Ils soutiennent que :
— l’instauration d’une zone UPp résulte d’une erreur de droit dès lors que cette zone, intermédiaire entre la zone urbaine et la zone naturelle, ne correspond à aucune des zones prévues par le code de l’urbanisme ;
— le classement de la partie est de la parcelle cadastrée section AV n° 74 en zone UPp est entaché d’erreur manifeste d’appréciation et n’est pas cohérente avec les objectifs et orientations du projet d’aménagement et de développement durables (PADD) et les indications du rapport de présentation ;
— l’absence d’instauration sur la parcelle en cause d’un polygone d’implantation est entachée d’erreur manifeste d’appréciation, toutes les conditions étant réunies pour ce faire dès lors que la réalisation d’une construction nouvelle ne porterait pas atteinte au caractère de la zone ;
— le classement de la parcelle cadastrée section AV n° 71 en zone naturelle est entaché d’erreur manifeste d’appréciation et n’est pas cohérente avec les objectifs et orientations du PADD et les indications du rapport de présentation ;
— ce classement est entaché d’erreur de droit ;
— le maintien d’un espace boisé classé grevant l’ensemble de la partie est de cette parcelle est entaché d’erreur manifeste d’appréciation dès lors qu’une portion est moins densément végétalisée ;
— le zonage critiqué étant illégal, la vice-présidente de la métropole était tenue d’inscrire leur demande de révision du document d’urbanisme à l’ordre du jour d’une réunion du conseil métropolitain ; d’ailleurs, leur demande portait bien sur une demande de révision du document, non sur une demande de modification comme le laisse supposer la décision attaquée.

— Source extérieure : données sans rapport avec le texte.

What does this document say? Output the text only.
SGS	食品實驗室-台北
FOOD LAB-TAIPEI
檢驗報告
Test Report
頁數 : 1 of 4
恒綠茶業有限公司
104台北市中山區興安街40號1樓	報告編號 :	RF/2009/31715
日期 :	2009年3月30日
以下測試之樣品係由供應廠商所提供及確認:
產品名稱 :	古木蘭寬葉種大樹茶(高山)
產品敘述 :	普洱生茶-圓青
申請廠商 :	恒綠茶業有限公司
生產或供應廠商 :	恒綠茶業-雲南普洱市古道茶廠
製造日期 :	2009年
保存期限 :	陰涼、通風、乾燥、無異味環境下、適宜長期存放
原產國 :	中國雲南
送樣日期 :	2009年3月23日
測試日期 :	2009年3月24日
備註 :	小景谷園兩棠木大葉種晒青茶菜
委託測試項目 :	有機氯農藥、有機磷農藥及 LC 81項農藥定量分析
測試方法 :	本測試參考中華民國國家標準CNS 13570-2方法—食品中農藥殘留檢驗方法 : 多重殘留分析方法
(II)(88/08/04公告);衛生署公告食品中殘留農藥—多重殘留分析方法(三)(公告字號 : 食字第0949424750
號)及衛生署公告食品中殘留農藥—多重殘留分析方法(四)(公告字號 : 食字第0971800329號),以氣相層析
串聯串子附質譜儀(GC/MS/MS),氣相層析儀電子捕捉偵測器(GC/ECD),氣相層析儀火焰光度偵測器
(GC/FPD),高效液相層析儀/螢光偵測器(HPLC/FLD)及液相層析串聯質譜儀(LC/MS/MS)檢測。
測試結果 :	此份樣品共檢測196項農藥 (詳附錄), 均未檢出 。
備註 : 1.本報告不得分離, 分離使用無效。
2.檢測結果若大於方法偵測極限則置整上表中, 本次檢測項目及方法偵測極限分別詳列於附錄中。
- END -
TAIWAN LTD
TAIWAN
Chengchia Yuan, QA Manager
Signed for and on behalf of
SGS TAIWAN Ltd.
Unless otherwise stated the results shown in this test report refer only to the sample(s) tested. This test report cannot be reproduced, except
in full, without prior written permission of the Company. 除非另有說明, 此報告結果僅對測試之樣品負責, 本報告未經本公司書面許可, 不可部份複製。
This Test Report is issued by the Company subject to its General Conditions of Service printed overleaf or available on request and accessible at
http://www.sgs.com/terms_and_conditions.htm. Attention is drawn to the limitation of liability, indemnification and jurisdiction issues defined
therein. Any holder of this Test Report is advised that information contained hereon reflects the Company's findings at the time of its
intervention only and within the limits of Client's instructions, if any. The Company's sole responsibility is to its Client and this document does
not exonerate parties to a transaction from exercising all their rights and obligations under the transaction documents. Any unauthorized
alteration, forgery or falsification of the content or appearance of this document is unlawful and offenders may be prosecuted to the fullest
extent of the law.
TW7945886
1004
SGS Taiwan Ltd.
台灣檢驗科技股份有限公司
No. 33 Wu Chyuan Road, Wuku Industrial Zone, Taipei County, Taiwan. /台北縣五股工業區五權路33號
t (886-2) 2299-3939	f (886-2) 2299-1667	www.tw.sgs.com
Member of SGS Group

Par des mémoires en défense, enregistrés les 15 avril et 2 septembre 2024, la métropole de Lyon, représentée par la SELARL Adden Avocats, conclut au rejet de la requête à ce qu’il soit mis à la charge de M. B la somme de 3 000 au titre de l’article L. 761-1 du code de justice administrative.
Elle soutient que :
— la requête est irrecevable, en tant qu’elle est introduite par Madame B, les conclusions à fin d’annulation présentées par celle-ci étant tardives ;
— les moyens soulevés par les requérants ne sont pas fondés.
Par ordonnance du 3 septembre 2024, la clôture d’instruction a été fixée au 18 septembre 2024.
Vu les autres pièces du dossier.
Vu :
— le code de l’urbanisme ;
— le code de justice administrative.
Les parties ont été régulièrement averties du jour de l’audience.
Ont été entendus au cours de l’audience publique :
— le rapport de Mme Flechet,
— les conclusions de M. François Bodin-Hullin, rapporteur public,
— les observations de Me Nudant, représentant M. et Mme B, requérants,
— et les observations de Me Vallé, représentant la métropole de Lyon.
Considérant ce qui suit :
1. M. et Mme B sont propriétaires des parcelles cadastrées section AV n° 71 et n° 74 situées sur le territoire de la commune d’Ecully, classées, respectivement, en zone naturelle N 1 et en zone UPp par le plan local d’urbanisme et de l’habitat (PLU-H) de la métropole de Lyon adopté par délibération du 13 mai 2019. Par un courrier du 13 mai 2023, M. et Mme B ont demandé au président de la métropole de Lyon d’inscrire à l’ordre du jour du conseil métropolitain leur demande de modification du zonage de la partie est de ces deux parcelles. Par une décision du 14 juin 2024, dont ils demandent l’annulation, la vice-présidente de la métropole de Lyon a rejeté leur demande.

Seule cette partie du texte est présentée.